In the end, though, the abject failure of the set-your-own-deadline task was saved beautifully by a meta-assignment I attached to the research essay. Students were invited to keep a time management journal, writing at least four entries in it reflecting on how the preparation for their research essays was going (and on how they were doing at sticking to their deadlines). The return was golden: create a time-management plan (in class with me and Melanie at the start of the process), write the entries, and hand in with your research essay’s final draft, and you’d be rewarded with a bonus 5% on top of your essay mark, no strings attached.
To my surprise, students DID keep the journals. (Admittedly, I offered short bursts of time in class on occasion to write entries, guaranteeing a certain amount of buy-in.) And in keeping them, they took a surprising amount of time and space to reflect on what went wrong when they failed to keep to their originally chosen deadlines. The TM task, in other words, allowed students to confront their bad time management habits directly, and to think carefully about why they had not managed to take full advantage of the opportunity to set their own, more effective, deadlines for the research essay. While I would have liked to see students better use their time to begin with and hand in early for the do-over opportunity, I was really glad to read so many honest, forthright self-analyses, evidence that, at the very least, I got students thinking about how much their schedule chaos is down to their own making, rather than their profs’ tendencies to, you know, schedule final assignments at the end of term.

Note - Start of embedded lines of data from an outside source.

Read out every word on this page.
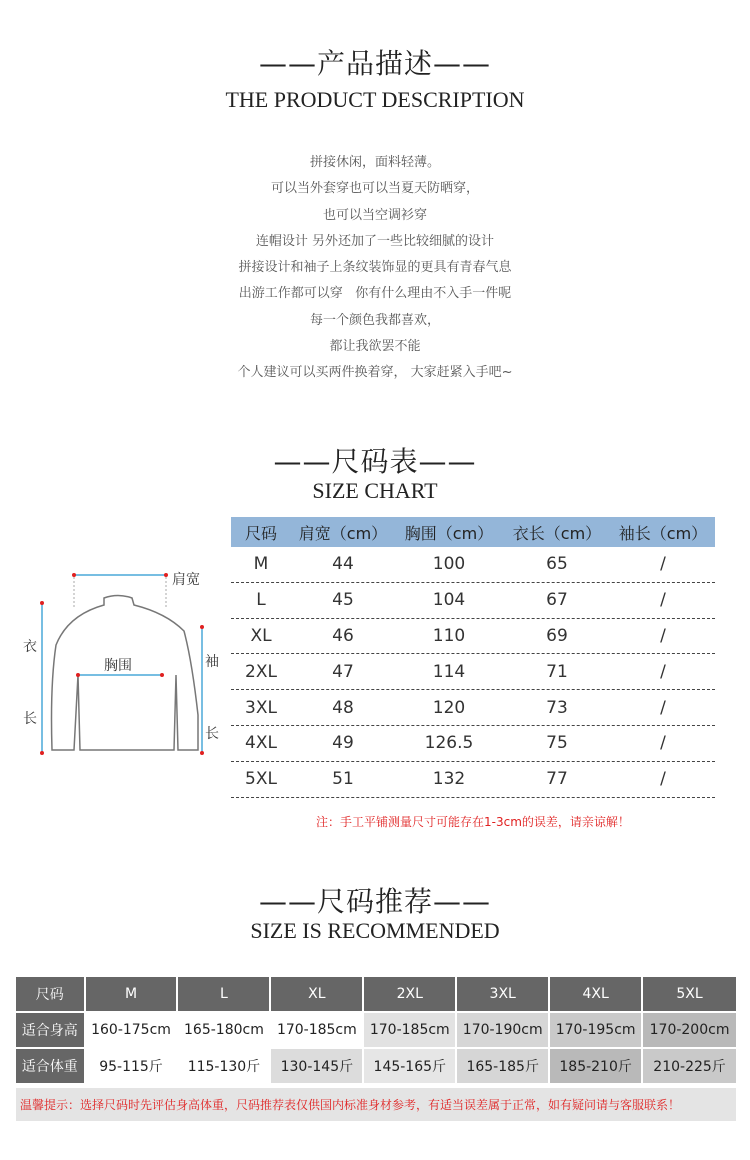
——产品描述——
THE PRODUCT DESCRIPTION
拼接休闲，面料轻薄。
可以当外套穿也可以当夏天防晒穿，
也可以当空调衫穿
连帽设计 另外还加了一些比较细腻的设计
拼接设计和袖子上条纹装饰显的更具有青春气息
出游工作都可以穿   你有什么理由不入手一件呢
每一个颜色我都喜欢，
都让我欲罢不能
个人建议可以买两件换着穿， 大家赶紧入手吧~
——尺码表——
SIZE CHART
肩宽
胸围
衣
长
袖
长
尺码	肩宽（cm）	胸围（cm）	衣长（cm）	袖长（cm）
M	44	100	65	/
L	45	104	67	/
XL	46	110	69	/
2XL	47	114	71	/
3XL	48	120	73	/
4XL	49	126.5	75	/
5XL	51	132	77	/
注：手工平铺测量尺寸可能存在1-3cm的误差，请亲谅解！
——尺码推荐——
SIZE IS RECOMMENDED
尺码	M	L	XL	2XL	3XL	4XL	5XL
适合身高 160-175cm 165-180cm 170-185cm 170-185cm 170-190cm 170-195cm	170-200cm
适合体重	95-115斤	115-130斤	130-145斤	145-165斤	165-185斤	185-210斤	210-225斤
温馨提示：选择尺码时先评估身高体重，尺码推荐表仅供国内标准身材参考，有适当误差属于正常，如有疑问请与客服联系！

(Plus, it’s kind of a relief to know that your prof is also great at procrastinating, and is constantly working on that … I wasn’t shy about sharing this all-too-human reality with them, either.)
So I think I’ll use the choose-your-own-adventure deadline option again too – though this time primarily to watch students realise, along with me, how hard it is to work effectively within so much freedom. Something tells me that’s the best lesson to learn, and to learn early.
Kim
Love this! Will steal your ideas shamelessly!!